People are not answering the question pollsters ask. This poll (which Instapundit called attention to today) really amazes me:
A Time/CNN survey taken [April 8] showed that 48 percent of Americans said they believe the Bush administration did all it could to prevent the [9/11] attacks, up from 42 percent in a poll taken March 26-28. A CBS News poll, also conducted yesterday, showed 32 percent of Americans said the administration did everything possible to stop the attacks, up from 22 percent the previous week.
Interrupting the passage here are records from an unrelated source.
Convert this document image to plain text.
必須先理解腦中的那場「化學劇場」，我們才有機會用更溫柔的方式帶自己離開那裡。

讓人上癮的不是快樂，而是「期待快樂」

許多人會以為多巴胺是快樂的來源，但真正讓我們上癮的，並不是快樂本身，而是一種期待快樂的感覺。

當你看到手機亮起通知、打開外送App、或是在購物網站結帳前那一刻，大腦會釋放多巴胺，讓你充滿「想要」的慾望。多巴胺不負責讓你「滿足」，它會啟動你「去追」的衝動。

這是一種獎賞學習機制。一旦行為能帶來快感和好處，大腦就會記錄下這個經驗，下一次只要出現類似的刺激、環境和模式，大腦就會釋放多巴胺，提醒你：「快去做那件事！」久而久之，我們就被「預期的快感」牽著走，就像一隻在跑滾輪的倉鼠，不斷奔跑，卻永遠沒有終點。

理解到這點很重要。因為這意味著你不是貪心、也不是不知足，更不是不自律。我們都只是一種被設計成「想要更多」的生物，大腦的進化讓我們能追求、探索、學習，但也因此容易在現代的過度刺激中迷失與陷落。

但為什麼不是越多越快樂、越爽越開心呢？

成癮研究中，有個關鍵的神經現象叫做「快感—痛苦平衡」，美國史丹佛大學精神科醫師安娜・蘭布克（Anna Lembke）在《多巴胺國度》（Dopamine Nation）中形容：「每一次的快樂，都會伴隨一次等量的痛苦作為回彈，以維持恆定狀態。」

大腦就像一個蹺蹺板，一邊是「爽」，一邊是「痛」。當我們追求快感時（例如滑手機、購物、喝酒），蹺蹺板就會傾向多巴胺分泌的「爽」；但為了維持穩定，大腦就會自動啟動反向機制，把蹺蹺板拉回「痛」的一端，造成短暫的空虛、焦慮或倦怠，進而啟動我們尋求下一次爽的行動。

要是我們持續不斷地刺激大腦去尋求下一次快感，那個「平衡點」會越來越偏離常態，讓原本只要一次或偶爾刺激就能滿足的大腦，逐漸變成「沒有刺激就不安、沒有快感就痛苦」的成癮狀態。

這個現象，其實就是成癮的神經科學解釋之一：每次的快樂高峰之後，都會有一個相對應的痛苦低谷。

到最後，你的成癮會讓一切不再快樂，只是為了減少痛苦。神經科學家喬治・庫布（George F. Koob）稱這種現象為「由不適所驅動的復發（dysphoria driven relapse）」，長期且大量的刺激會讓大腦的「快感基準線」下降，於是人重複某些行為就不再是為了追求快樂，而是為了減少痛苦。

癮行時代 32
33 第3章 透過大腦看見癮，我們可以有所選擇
Surely, with hindsight, we can see that there are additional things that might have been done! So why are so many people expressing this belief, which if true would be terrifying? It would mean that there is no way to anticipate the next step terrorists will take and to do something to squelch their new and surprising plans. I would like to think that, spurred by 9/11, our government is now getting out in front of the terrorists. I think that the 48 percent who said to the pollsters that nothing more could have been done don't really think that, but are answering the question that way as an expression of support for the President, based on a confidence that there he really is doing much more now than before 9/11, a forgiveness for not having operated at the highest level of vigilance before 9/11, and a weariness over the efforts of his political opponents to score points by scouring the record to find things to blame him for. The question should be: Do you blame President Bush for not having done more to prevent the 9/11 attacks? I think that is the question the 48 percent imagined they were answering. If the question where actually asked that way, I think the percent supporting Bush would be much higher.